Несение имени Господня в книге «Пастырь» напрямую связывается с чином крещением и миропомазания: «Отступники и предатели Церкви, которые во грехах своих хулили Господа и постыдились имени Его, на них призванного: все они умерли для Бога»[187].

«Носить на себе имя» как принадлежность Христу понимает и святой Поликарп Смирнский: «Будем удаляться от соблазнов, от лжебратиев и от тех, которые лицемерно носят на себе имя Господне» — «και εκείνους που με υποκρισία φέρουν το όνομα του Κυρίου»[188].

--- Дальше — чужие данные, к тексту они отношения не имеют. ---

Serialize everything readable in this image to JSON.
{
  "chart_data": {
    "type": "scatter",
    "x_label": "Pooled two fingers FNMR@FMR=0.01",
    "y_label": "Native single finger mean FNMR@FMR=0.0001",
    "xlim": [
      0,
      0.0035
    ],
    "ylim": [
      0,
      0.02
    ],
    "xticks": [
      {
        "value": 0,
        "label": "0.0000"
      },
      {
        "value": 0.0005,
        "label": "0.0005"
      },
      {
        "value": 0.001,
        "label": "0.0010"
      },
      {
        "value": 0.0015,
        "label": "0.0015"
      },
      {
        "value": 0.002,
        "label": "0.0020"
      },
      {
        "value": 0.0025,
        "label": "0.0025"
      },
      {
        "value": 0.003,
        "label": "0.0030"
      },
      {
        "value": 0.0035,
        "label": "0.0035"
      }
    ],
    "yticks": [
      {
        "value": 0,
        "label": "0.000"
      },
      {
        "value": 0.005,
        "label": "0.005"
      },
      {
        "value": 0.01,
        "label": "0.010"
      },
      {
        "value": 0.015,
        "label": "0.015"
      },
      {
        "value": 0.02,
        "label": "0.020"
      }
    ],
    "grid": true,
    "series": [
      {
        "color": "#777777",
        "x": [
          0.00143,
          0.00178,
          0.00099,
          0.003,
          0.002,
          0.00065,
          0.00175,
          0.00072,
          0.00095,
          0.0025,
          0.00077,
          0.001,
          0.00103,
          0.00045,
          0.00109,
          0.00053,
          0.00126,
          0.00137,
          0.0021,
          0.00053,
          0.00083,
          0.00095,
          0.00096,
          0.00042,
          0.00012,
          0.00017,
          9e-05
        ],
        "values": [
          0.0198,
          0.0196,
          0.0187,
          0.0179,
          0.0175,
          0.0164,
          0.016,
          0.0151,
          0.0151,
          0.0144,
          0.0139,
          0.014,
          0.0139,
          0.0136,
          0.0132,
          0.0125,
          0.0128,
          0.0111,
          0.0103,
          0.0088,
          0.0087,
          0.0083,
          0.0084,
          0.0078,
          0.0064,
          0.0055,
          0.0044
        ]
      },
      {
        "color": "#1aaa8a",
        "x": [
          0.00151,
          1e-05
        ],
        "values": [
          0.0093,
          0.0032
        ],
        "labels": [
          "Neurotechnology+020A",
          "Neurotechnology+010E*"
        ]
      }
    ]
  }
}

В данной главе мы рассматриваем связи «Имени» с эволюцией иконографии креста, что сужает предмет исследования в более прикладном и предметном направлении. Иными словами, необходимо определить, что привнесло «Имя» в иконографию креста?

Как уже говорилось выше, «ношение имени» связано с практикой помазания в чине крещения и миропомазания, архетипом которой является помазание праведников в пророчестве Иезекииля (9.4).

Здесь осмысляется знак имени Отца (wT' tav {tawv}), описанного пророком как тождество имени Сына, что выражено в печати (σφραγις — signatio) крещения, которая в древнем крещальном чине поставлялась миром на лоб крещаемого в виде креста + или X (архаичной буквы (знака) Тав). Древность этого крещального чина описана[189].

Таким образом, последняя буква еврейского алфавита Тав, которая для ветхозаветных иудеев была символом призыва к духовному очищению и совершенству, для иудео-христиан, по словам Оригена, стала символом креста, который ставили на лоб принявшего крещение, а также совершали при всяком богоугодном деле[190].

Об этой практике говорит Ерм, когда употребляет выражение «носить Его имя»,[191] обычае поставления signatio — σφραγις, обозначении «Имени», что для ветхозаветных иудеев было обозначением имени Божия и выражалось через Тау (thau), а для не понимающих их культуры обращенных язычников имя Христа Χ(ριστόσ) и выражалось в форме простого или «андреевского» креста: +, Х.

Соответственно тождеству имени Отца стало имя Сына.

Так как в имени Христа (Помазанника) было и божественное и человеческое, иконография сохранила наименование и того и другого. Надписание божественного вошло в композицию креста в виде имени Сущего, идущего из ветхозаветной традиции. В книге Исход на прямой вопрос пророка Моисея Богу «как Твое имя», Тот отвечает: «Азъ есмь сый» — «Я есть тот, кто Я есть» (Исх. 3. 14), что в еврейском эквиваленте выражено как hy"h' hayah {haw-yaw}, а в греческом ὀ ὤν — (сущий).

Именно эта надпись позднее и будет вписана в иконографию Христа в его «рог силы и мощи» — в крещатый нимб.

Однако коль скоро Церковь говорила, что спасение было через боговоплощение, в иконографии Христа рядом с именем трансцендентного Бога сохранено и имя человеческое — IС ХС (Иисус Христос — Иисус Помазанник).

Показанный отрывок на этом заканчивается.